Andalucía es una realidad histórica y cultural muy definida, vinculada a un territorio de límites cambiantes donde, quienes lo habitamos, tenemos intereses en común. Territorio, historia y cultura son los principales marcadores de identidad, admitiendo la cultura como un concepto amplio que engloba aspectos tan relevantes como la economía, entendida como conjunto de circunstancias materiales que determinan nuestro modo de vida. Pero que tengamos los mimbres no significa que tengamos el canasto, lo que quiere decir que la existencia del pueblo andaluz exige algo más que potentes marcadores identitarios e incluso que el reconocimiento de su personalidad política, a raíz del Estatuto de 1981. El ingrediente imprescindible es la conciencia.
La conciencia de pueblo surge cuando nos reconocemos en nuestra historia y en nuestra particular manera de organizarnos para satisfacer necesidades y festejar celebraciones, pero hay que advertir del riesgo de que pueda terminar perdiéndose en la complacencia. Mientras que la conciencia complaciente se recrea en la hermosura de la naturaleza y las poblaciones o en las etapas más brillantes de la historia, la conciencia crítica prefiere centrarse en las potencialidades y en las cosas que no funcionan adecuadamente.
La ubicación en un extremo del Mediterráneo ha marcado profundamente la personalidad histórica de Andalucía. La mayor parte del tiempo como territorio periférico, pero con notables excepciones, como el esplendor de Al Ándalus o el comercio con América. Desde hace dos siglos, sin embargo, permanece postergada en la periferia más desafortunada. Tras el hundimiento del comercio con América y fugaces reflejos de revolución industrial, la agricultura se convirtió en el refugio miserable para generaciones rebeldes frente a las injusticias sociales de la época, hasta la llegada de la democracia. Nos fue tan mal cuando las cuestiones de Andalucía se decidían en Madrid, que en la gran manifestación de diciembre del 77 se mezcló el clamor contra el centralismo con la esperanza en el autogobierno como palanca hacia el desarrollo.

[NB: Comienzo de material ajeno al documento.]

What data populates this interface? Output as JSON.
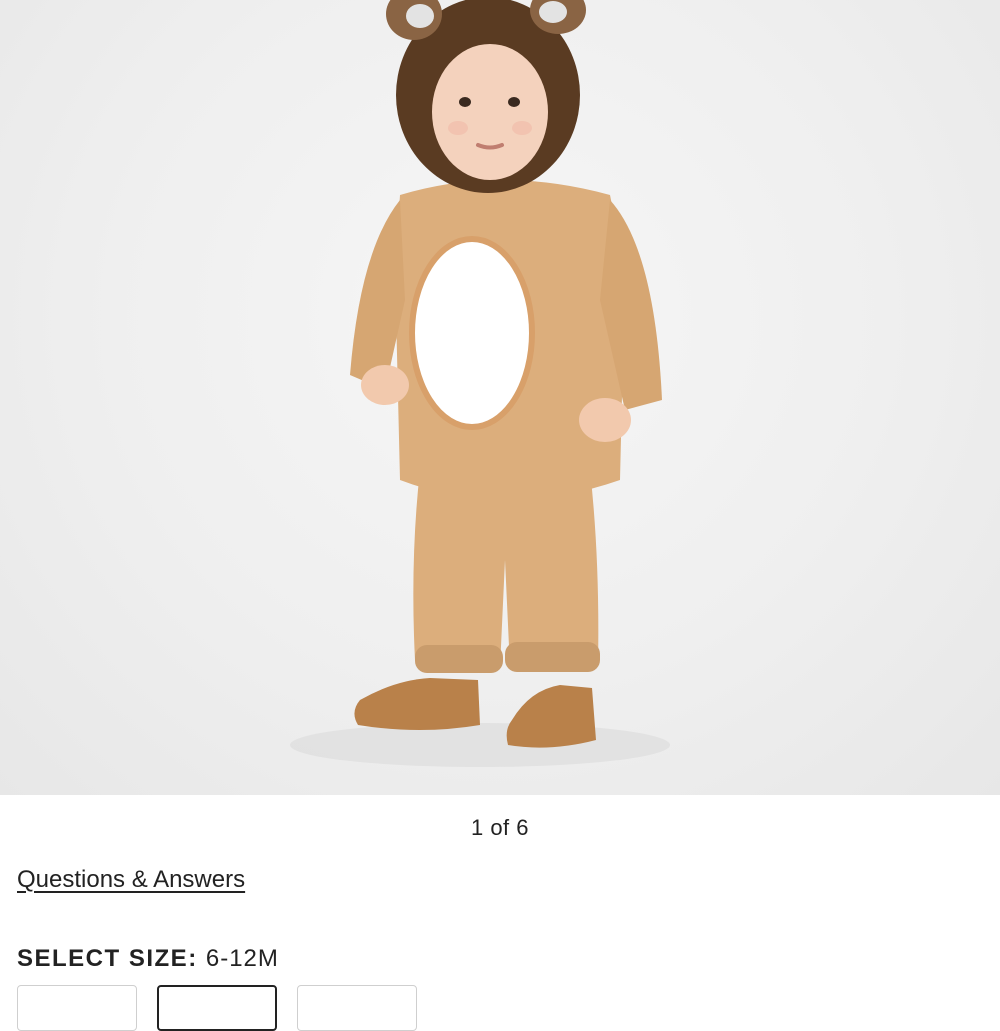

Cuatro décadas de transformaciones sociales y mejora del bienestar no han conseguido ocultar el desencanto de muchos andaluces con la experiencia autonómica, tras constatar que se ha acentuado nuestra condición periférica. Entre los errores cometidos conviene destacar dos. El primero, la ausencia de conciencia crítica, tan evidente en la propaganda conformista de la "Andalucía imparable", quizá para ocultar la frustración del vagón de cola. El segundo, el trueque del centralismo madrileño por el sevillano, sin que ni madrileños ni sevillanos tengan nada que ver con ello. Más bien, la preferencia por las estructuras piramidales característica de los centros de poder, siempre temerosos de la energía que suelen liberar los procesos de descentralización.